Denise Frossard - Elza Fiúza / Agência Brasil
Denise FrossardElza Fiúza / Agência Brasil
Por Cassio Bruno (interino)

Rio - Convidada para ser candidata do PPS ao governo do Rio, a juíza aposentada Denise Frossard, de 66 anos, não quer saber de política. Derrotada no segundo turno por Sérgio Cabral, em 2006, ela passa por uma temporada em Portugal e estará longe da eleição fluminense.

Denise, que mandou para a cadeia a cúpula do jogo do bicho, é fã de montanhismo. Em agosto, em plena campanha, ela escalará o monte Elbrus, entre a Rússia e a Georgia. No mês seguinte, quando os eleitores forem às urnas, a juíza estará no Ártico em busca da aurora boreal.

O DIA: Por que a senhora não quis ser candidata ao governo do Rio?

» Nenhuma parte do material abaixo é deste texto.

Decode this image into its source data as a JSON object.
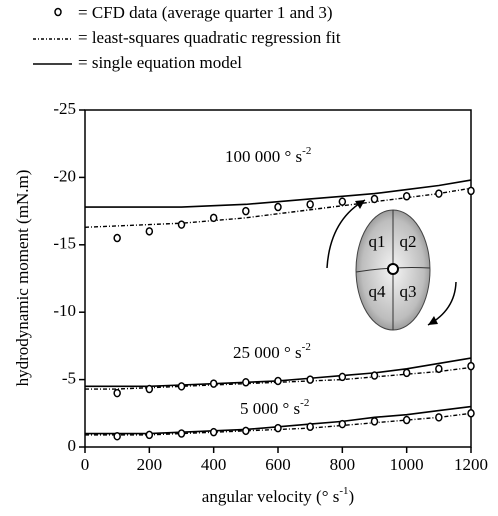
{
  "chart_data": {
    "type": "line",
    "legend": [
      {
        "label": "= CFD data (average quarter 1 and 3)",
        "style": "circle"
      },
      {
        "label": "= least-squares quadratic regression fit",
        "style": "dotted"
      },
      {
        "label": "= single equation model",
        "style": "solid"
      }
    ],
    "y_label": "hydrodynamic moment (mN.m)",
    "x_label": [
      "angular velocity (° s",
      "-1",
      ")"
    ],
    "xlim": [
      0,
      1200
    ],
    "xticks": [
      0,
      200,
      400,
      600,
      800,
      1000,
      1200
    ],
    "ylim": [
      0,
      -25
    ],
    "yticks": [
      0,
      -5,
      -10,
      -15,
      -20,
      -25
    ],
    "x": [
      0,
      100,
      200,
      300,
      400,
      500,
      600,
      700,
      800,
      900,
      1000,
      1100,
      1200
    ],
    "cfd_x": [
      100,
      200,
      300,
      400,
      500,
      600,
      700,
      800,
      900,
      1000,
      1100,
      1200
    ],
    "color": "#000000",
    "groups": [
      {
        "label": "100 000 ° s",
        "label_sup": "-2",
        "cfd": [
          -15.5,
          -16.0,
          -16.5,
          -17.0,
          -17.5,
          -17.8,
          -18.0,
          -18.2,
          -18.4,
          -18.6,
          -18.8,
          -19.0
        ],
        "fit": [
          -16.3,
          -16.4,
          -16.5,
          -16.6,
          -16.8,
          -17.0,
          -17.3,
          -17.6,
          -17.9,
          -18.2,
          -18.5,
          -18.8,
          -19.2
        ],
        "model": [
          -17.8,
          -17.8,
          -17.8,
          -17.8,
          -17.9,
          -18.0,
          -18.2,
          -18.4,
          -18.6,
          -18.8,
          -19.1,
          -19.4,
          -19.8
        ]
      },
      {
        "label": "25 000 ° s",
        "label_sup": "-2",
        "cfd": [
          -4.0,
          -4.3,
          -4.5,
          -4.7,
          -4.8,
          -4.9,
          -5.0,
          -5.2,
          -5.3,
          -5.5,
          -5.8,
          -6.0
        ],
        "fit": [
          -4.3,
          -4.3,
          -4.4,
          -4.5,
          -4.6,
          -4.7,
          -4.8,
          -4.9,
          -5.0,
          -5.2,
          -5.4,
          -5.6,
          -5.9
        ],
        "model": [
          -4.5,
          -4.5,
          -4.5,
          -4.6,
          -4.7,
          -4.8,
          -4.9,
          -5.1,
          -5.3,
          -5.5,
          -5.8,
          -6.2,
          -6.6
        ]
      },
      {
        "label": "5 000 ° s",
        "label_sup": "-2",
        "cfd": [
          -0.8,
          -0.9,
          -1.0,
          -1.1,
          -1.2,
          -1.4,
          -1.5,
          -1.7,
          -1.9,
          -2.0,
          -2.2,
          -2.5
        ],
        "fit": [
          -0.9,
          -0.9,
          -0.9,
          -1.0,
          -1.1,
          -1.2,
          -1.3,
          -1.4,
          -1.6,
          -1.8,
          -2.0,
          -2.2,
          -2.5
        ],
        "model": [
          -1.0,
          -1.0,
          -1.0,
          -1.1,
          -1.2,
          -1.3,
          -1.5,
          -1.7,
          -1.9,
          -2.2,
          -2.4,
          -2.7,
          -3.0
        ]
      }
    ],
    "inset_labels": [
      "q1",
      "q2",
      "q4",
      "q3"
    ]
  }
}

Senti-me honrada com a indicação. Ao aposentar-me, concorri, em 2002, a deputada federal. Julgo ter retribuído às expectativas. Foi uma época conturbada, com a CPMI do Mensalão. Em 2006, foi uma surpresa chegar ao segundo turno. Meu opositor (Cabral) tinha zero de responsabilidade, como como hoje ficou comprovado. Apaixonei-me pelo montanhismo e hoje saio pelo mundo em busca do mistério dos seus tetos.

Ficou algum trauma das eleições de 2006?

Nunca foi minha intenção perpetuar-me como candidata. Mas a campanha de 2006 mostrou-me a importância de uma reforma política, que ainda não veio, mas já começou. Sem ela, a população continuará refém dos partidos. Não houve trauma. Considero cumprida a missão. Há agora, além do montanhismo, o projeto de um livro.

Vai votar em quem?

O meu partido tem pré-candidato, o sociólogo Rubem Cesar, que conhece os problemas do Rio. Um bom pré-candidato. Lamento não votar. Estarei caçando a aurora boreal.

Qual será o maior desafio para o próximo governador?

Consertar as lambanças dos últimos governos. O nosso povo foi levado pelos descalabros, à quase que completa dessensibilização do conceito de ilicitude e, por que não dizer, de desvalor de uma conduta. Resgatar isto não vai ser fácil.

Como a senhora vê a prisão do ex-governador Sérgio Cabral?

Como sou juíza e a toga é a segunda pele, o artigo 36 da Lei Orgânica da Magistratura proíbe o juiz de manifestar-se.

Em 1993, a senhora condenou a cúpula do jogo do bicho no Rio. O que está achando da Operação Lava Jato?

Quando condenei, não tínhamos sequer fax, internet e que dirá uma legislação adequada. Não se tinha como investigar com profundidade e acho que o Ministério Público conseguiu muito. Mas o principal foi que, a partir daí, juízes, promotores e intelectuais comprometidos com a quebra da impunidade deram início a uma modernização da nossa legislação. O Congresso respondeu à pressão e passou a votar uma verdadeira revolução legislativa que permitiu que a Lava Jato venha sendo coroada de êxitos. É um marco dessa nova mentalidade. Os juízes Sérgio Moro e Marcelo Bretas passarão o bastão aos que virão. Assim como passamos a eles há 25 anos.